Aha. It's in the handle. That makes sense since, presumably, it's wood.
You added:
"Of course, that Heath has every feature known to man. ;-) Some useful, others….not so much. It has those ridiculous binoculars, they attach to the sextant in the same place as a telescope. Have fun swinging the arc with those! My nose always gets caught and it hurts, ouch!!!! "
Hmm. I suspect from this that you swing the arc the "modern" way which is not necessarily a good idea. I'll get into this in a separate post. I probably won't have time to get back to that this week, so for now, I'll do something that I don't normally like to do and point you to the archive: http://www.fer3.com/arc/m2.aspx?y=200510&i=026060
And you wrote:
"The other question was regarding back sights in actual practice. Bowditch talks to them as do others. But as you have proven, that doesn’t resolve the question of practice at sea. Have you ever encountered a back sight observation in your log traversal? Or are they as rare as a snowflake in Tahiti?"

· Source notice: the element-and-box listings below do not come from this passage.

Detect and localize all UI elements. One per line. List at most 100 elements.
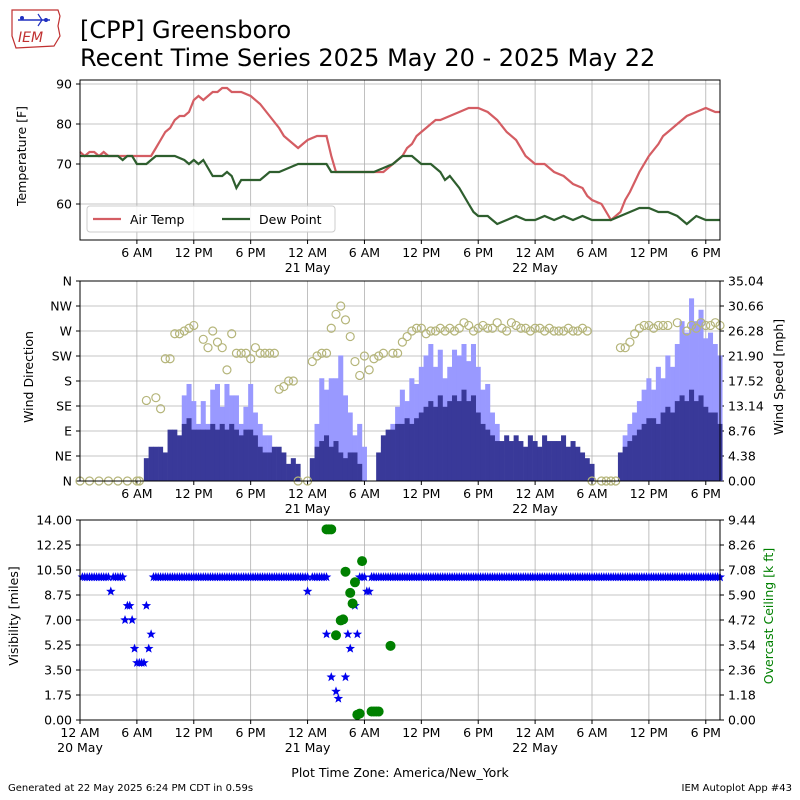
vis-x-tick-sub-8: 22 May <box>512 740 558 755</box>
speed-bar-83 <box>499 441 505 481</box>
speed-bar-80 <box>485 429 491 481</box>
wind-dir-point-119 <box>701 320 711 331</box>
vis-y-tick-label-3: 5.25 <box>44 638 72 653</box>
speed-bar-90 <box>532 441 538 481</box>
speed-bar-111 <box>632 435 638 481</box>
speed-bar-45 <box>319 441 325 481</box>
wind-dir-point-19 <box>203 343 213 353</box>
visibility-point-21 <box>127 615 137 624</box>
wind-dir-point-34 <box>274 384 284 394</box>
wind-dir-point-121 <box>710 318 720 328</box>
speed-bar-121 <box>679 395 685 481</box>
visibility-point-11 <box>103 572 114 582</box>
speed-bar-82 <box>494 441 500 481</box>
speed-bar-23 <box>214 429 221 481</box>
speed-bar-79 <box>480 423 486 481</box>
chart-title: [CPP] Greensboro Recent Time Series 2025… <box>80 16 655 72</box>
speed-bar-97 <box>565 446 571 481</box>
wind-x-tick-label-3: 12 AM <box>288 486 327 501</box>
wind-y2-label: Wind Speed [mph] <box>771 319 786 435</box>
wind-dir-point-62 <box>416 323 426 333</box>
speed-bar-94 <box>551 441 557 481</box>
speed-bar-128 <box>712 412 718 481</box>
speed-bar-28 <box>238 435 244 481</box>
vis-y-tick-label-6: 10.50 <box>36 563 72 578</box>
speed-bar-27 <box>233 429 239 481</box>
wind-y-tick-label-7: NW <box>50 299 72 314</box>
speed-bar-16 <box>181 423 187 481</box>
ceiling-point-5 <box>338 614 349 625</box>
wind-y-tick-label-3: SE <box>56 399 72 414</box>
speed-bar-81 <box>489 435 495 481</box>
vis-x-tick-label-9: 6 AM <box>576 725 607 740</box>
vis-x-tick-label-0: 12 AM <box>60 725 99 740</box>
visibility-point-33 <box>321 629 332 639</box>
wind-dir-point-86 <box>530 323 540 333</box>
vis-x-tick-label-3: 6 PM <box>236 725 266 740</box>
wind-dir-point-107 <box>634 323 645 333</box>
wind-dir-point-106 <box>630 329 640 339</box>
wind-x-tick-sub-3: 21 May <box>285 501 331 516</box>
gust-bar-29 <box>342 395 349 481</box>
visibility-point-39 <box>340 672 351 682</box>
vis-y-tick-label-1: 1.75 <box>44 688 72 703</box>
visibility-point-17 <box>117 572 128 582</box>
speed-bar-100 <box>579 452 586 481</box>
visibility-point-32 <box>302 586 313 596</box>
speed-bar-44 <box>314 446 320 481</box>
gust-bar-28 <box>338 355 344 481</box>
speed-bar-11 <box>158 446 164 481</box>
wind-x-tick-label-2: 6 PM <box>236 486 266 501</box>
ceiling-point-6 <box>340 566 351 577</box>
visibility-point-36 <box>333 693 344 703</box>
wind-dir-point-28 <box>246 354 256 364</box>
wind-dir-point-8 <box>141 395 151 406</box>
gust-bar-77 <box>707 332 714 481</box>
wind-y2-tick-label-6: 26.28 <box>728 324 764 339</box>
vis-x-tick-label-11: 6 PM <box>691 725 721 740</box>
temp-x-tick-label-2: 6 PM <box>236 245 266 260</box>
vis-x-tick-label-6: 12 PM <box>402 725 440 740</box>
wind-dir-point-111 <box>653 320 663 331</box>
wind-dir-point-44 <box>326 323 336 333</box>
wind-y2-tick-label-7: 30.66 <box>728 299 764 314</box>
vis-y-tick-label-0: 0.00 <box>44 713 72 728</box>
wind-dir-point-93 <box>563 323 573 333</box>
speed-bar-58 <box>380 435 386 481</box>
speed-bar-9 <box>148 446 154 481</box>
visibility-point-20 <box>125 600 135 610</box>
wind-y-label: Wind Direction <box>21 331 36 423</box>
wind-y-tick-label-5: SW <box>52 349 72 364</box>
speed-bar-78 <box>475 412 481 481</box>
wind-dir-point-42 <box>317 348 327 358</box>
speed-bar-29 <box>243 429 249 481</box>
speed-bar-76 <box>466 401 472 481</box>
ceiling-point-9 <box>349 577 360 588</box>
wind-dir-point-108 <box>639 320 649 331</box>
speed-bar-114 <box>646 418 652 481</box>
visibility-point-28 <box>144 643 154 653</box>
speed-bar-36 <box>276 446 282 481</box>
visibility-point-29 <box>146 629 156 639</box>
wind-y2-tick-label-3: 13.14 <box>728 399 764 414</box>
wind-dir-point-83 <box>516 323 526 333</box>
speed-bar-34 <box>267 452 273 481</box>
speed-bar-19 <box>195 429 202 481</box>
vis-x-tick-label-4: 12 AM <box>288 725 327 740</box>
vis-y2-tick-label-8: 9.44 <box>728 513 756 528</box>
visibility-point-116 <box>302 572 313 582</box>
gust-bar-75 <box>698 309 704 481</box>
vis-y-tick-label-2: 3.50 <box>44 663 72 678</box>
wind-dir-point-60 <box>407 326 417 336</box>
visibility-point-27 <box>141 600 152 610</box>
speed-bar-73 <box>451 395 458 481</box>
wind-dir-point-92 <box>558 326 569 336</box>
speed-bar-57 <box>376 452 382 481</box>
wind-x-tick-label-1: 12 PM <box>175 486 213 501</box>
speed-bar-85 <box>508 441 514 481</box>
wind-dir-point-31 <box>260 348 270 358</box>
speed-bar-72 <box>447 401 453 481</box>
ceiling-point-12 <box>357 556 368 567</box>
temp-x-tick-label-9: 12 PM <box>630 245 668 260</box>
wind-dir-point-89 <box>544 323 554 333</box>
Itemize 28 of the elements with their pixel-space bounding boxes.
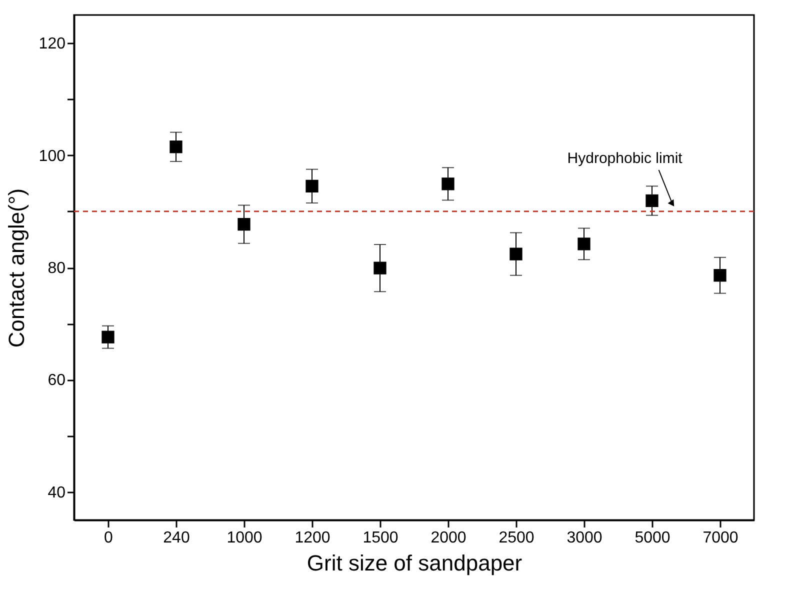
y-tick-label: 40 [48,484,66,502]
x-tick-label: 2500 [498,530,534,546]
point [374,262,386,274]
x-tick-label: 2000 [430,530,466,546]
y-tick-label: 60 [48,372,66,390]
y-axis-title: Contact angle(°) [4,188,29,348]
x-tick-label: 7000 [702,530,738,546]
point [510,248,522,260]
x-tick-label: 5000 [634,530,670,546]
x-tick-label: 1200 [294,530,330,546]
y-tick-label: 120 [38,36,66,53]
x-tick-label: 3000 [566,530,602,546]
point [714,269,726,282]
point [578,238,590,250]
x-axis-title: Grit size of sandpaper [306,550,522,576]
x-tick-label: 240 [163,530,190,546]
x-tick-label: 0 [104,530,114,546]
point [238,218,250,231]
ref-line-label: Hydrophobic limit [567,150,684,167]
point [646,194,658,208]
y-tick-label: 80 [48,260,66,277]
point [102,330,114,344]
point [170,140,182,154]
point [306,180,318,192]
x-tick-label: 1000 [226,530,262,546]
point [442,178,454,190]
y-tick-label: 100 [38,148,66,165]
x-tick-label: 1500 [362,530,398,546]
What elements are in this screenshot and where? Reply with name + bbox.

I remember a long time ago seeing one specific case of a back sight in a logbook. I don't recall any details but it was little more than "got the latitude by back sight" when they were near land and there was no horizon beneath the Noon Sun. This was apparently the only significant use of back sights in practical navigation. I think someone, George?, suggested in a post that back sights were originally added to octants "for lunars". Since as George has mentioned it's very hard to get an index correction for back sights, which is true, this was clearly not the case (though it may have been suggested back then by someone who wasn't thinking through the practical aspects). Back sights were not used for lunars.
You've noticed back sights described in Bowditch probably in your 1849 edition. This is almost certainly not relevant since many sections of Bowditch were completely unchanged after the original edition of 1802. Even in 1880, you would find exactly the same archaic description of the octant that he wrote up nearly 80 years earlier.
From everything I have seen, back sights were over and done with by the early 19th century at the latest. That doesn't mean you wouldn't find them on instruments. As I have said, there is powerful design inertia among these instruments.